Dark energy and the fate of the universe
My research focuses on optimizing methods for detecting signatures of time-varying dark energy in observational data, as well as developing techniques for interpreting what those patterns tell us about the finer details of its evolution. By distinguishing between a cosmological constant and different forms of dark energy, we move closer to a true understanding of what the future has in store for our universe.
The standard model of cosmology assumes that the accelerated expansion of the universe is driven by a cosmological constant—a form of energy intrinsic to the vacuum, with a constant density throughout space and time. If this is the case, then the acceleration of the universe will continue indefinitely, eventually stretching space so much that all but the nearest galaxies will vanish from our sight.
On the other hand, if this acceleration is caused by a dynamic field of dark energy—one whose density evolves over time—then the expansion of space could stabilize, return to a decelerating trajectory, or even reverse into an era of cosmic contraction.
The universe before the Big Bang
Rather than being born in a singularity, it's quite possible that the universe has an infinite past. In many theories attempting to adapt the equations of General Relativity to higher temperatures, this infinite past is manifested by connecting the past 14 billion years of expansion with a preceding epoch of cosmic contraction. This possibility is extremely exciting, because it opens entirely new avenues for explaining conundrums at the heart of cosmology that have remained unsolved for the better part of a century.
Measurements of the chemical composition of the universe let us probe the state of the cosmos at very early times—all the way back to just one second after it started expanding. That's how we know that by the time the universe was one second old, it was already entirely thermalized, filled uniformly with plasma at a nearly constant temperature throughout. It was also spatially flat, isotropic, and void of magnetic monopoles. Decades have been spent trying to explain how these unusual properties could have been generated in less than a second of expansion through cosmic inflation, but the initial successes of these theories have been followed by credible concerns about fine-tuning, multiverses, and non-predictivity.
By leveraging the billions of years of contraction that may have preceded the current phase of expansion, cosmologists have proposed alternative explanations for the unusual state of the early universe that manage to avoid these concerns. My research has built on an alternative known as ekpyrotic contraction, in which the universe is permeated by a scalar field that gains a tremendous amount of energy during the contracting phase.
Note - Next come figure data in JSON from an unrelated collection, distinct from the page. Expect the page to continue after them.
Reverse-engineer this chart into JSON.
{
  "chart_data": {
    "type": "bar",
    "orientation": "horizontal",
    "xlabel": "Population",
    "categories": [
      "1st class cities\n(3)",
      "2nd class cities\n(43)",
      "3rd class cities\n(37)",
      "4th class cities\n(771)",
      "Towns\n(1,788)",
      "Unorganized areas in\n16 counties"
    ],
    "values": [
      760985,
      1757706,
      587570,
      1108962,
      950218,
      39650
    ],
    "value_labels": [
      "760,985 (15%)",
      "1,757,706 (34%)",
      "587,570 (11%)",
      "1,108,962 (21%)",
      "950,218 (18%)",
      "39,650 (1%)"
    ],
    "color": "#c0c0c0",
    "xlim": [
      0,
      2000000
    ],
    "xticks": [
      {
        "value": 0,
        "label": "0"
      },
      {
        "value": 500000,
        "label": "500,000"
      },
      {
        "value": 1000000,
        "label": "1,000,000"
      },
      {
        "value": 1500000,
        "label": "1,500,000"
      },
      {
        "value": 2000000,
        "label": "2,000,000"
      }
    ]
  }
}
The dynamics of this field cause the universe to flatten and thermalize, and the field later decays homogeneously into matter and radiation. While this type of theory comes with its own cosmological challenges, it is still in the early stages of development and there is much room left for exploration and innovation.
Using the equations of General Relativity, the observed expansion of the universe can be traced back 14 billion years into the past, through a regime where the universe was smaller, hotter, and denser (forming the basis of the Big Bang Theory), and culminating in a point of zero size and infinite temperature and density (the Big Bang Singularity). While the Big Bang Theory is backed by incontrovertible observational evidence, the Big Bang Singularity is not as much a realistic prediction of General Relativity as it is an indication that the equations become unreliable at high temperatures.
Cosmology informed by string theory
At the same time, explorations of string theory (and quantum gravity more generally) have led to a number of conjectures about the kinds of physics that we should not expect to observe in our universe. These so-called Swampland Conjectures suggest that a broad range of effective field theories that appear theoretically sound in the low-energy limit may actually be incompatible with an ultraviolet quantum-gravity completion.
From the perspective of a cosmologist, the Swampland Conjectures are useful for narrowing down the vast array of possible explanations for the homogeneity of the early universe and for its present-day acceleration. My research has shown, for example, that the Trans-Planckian Censorship Conjecture rules out the use of axion-like fields to drive cosmic inflation and additionally constrains axion-based models of dark energy.
While string theory has not yet produced any concrete, testable predictions, it has certainly provided broader hints of the kinds of new physics we might expect to observe in our universe. One example is the presence of axion-like fields (pseudoscalar fields with periodic potentials), which arise generically as a consequence of compactification from the nine spatial dimensions of string theory to the three macroscopic dimensions in which we live. Depending on their mass and decay rate, axion-like fields can play many different roles in cosmology: They are a popular candidate for dark matter, and they could also (temporarily) drive a period of cosmic acceleration.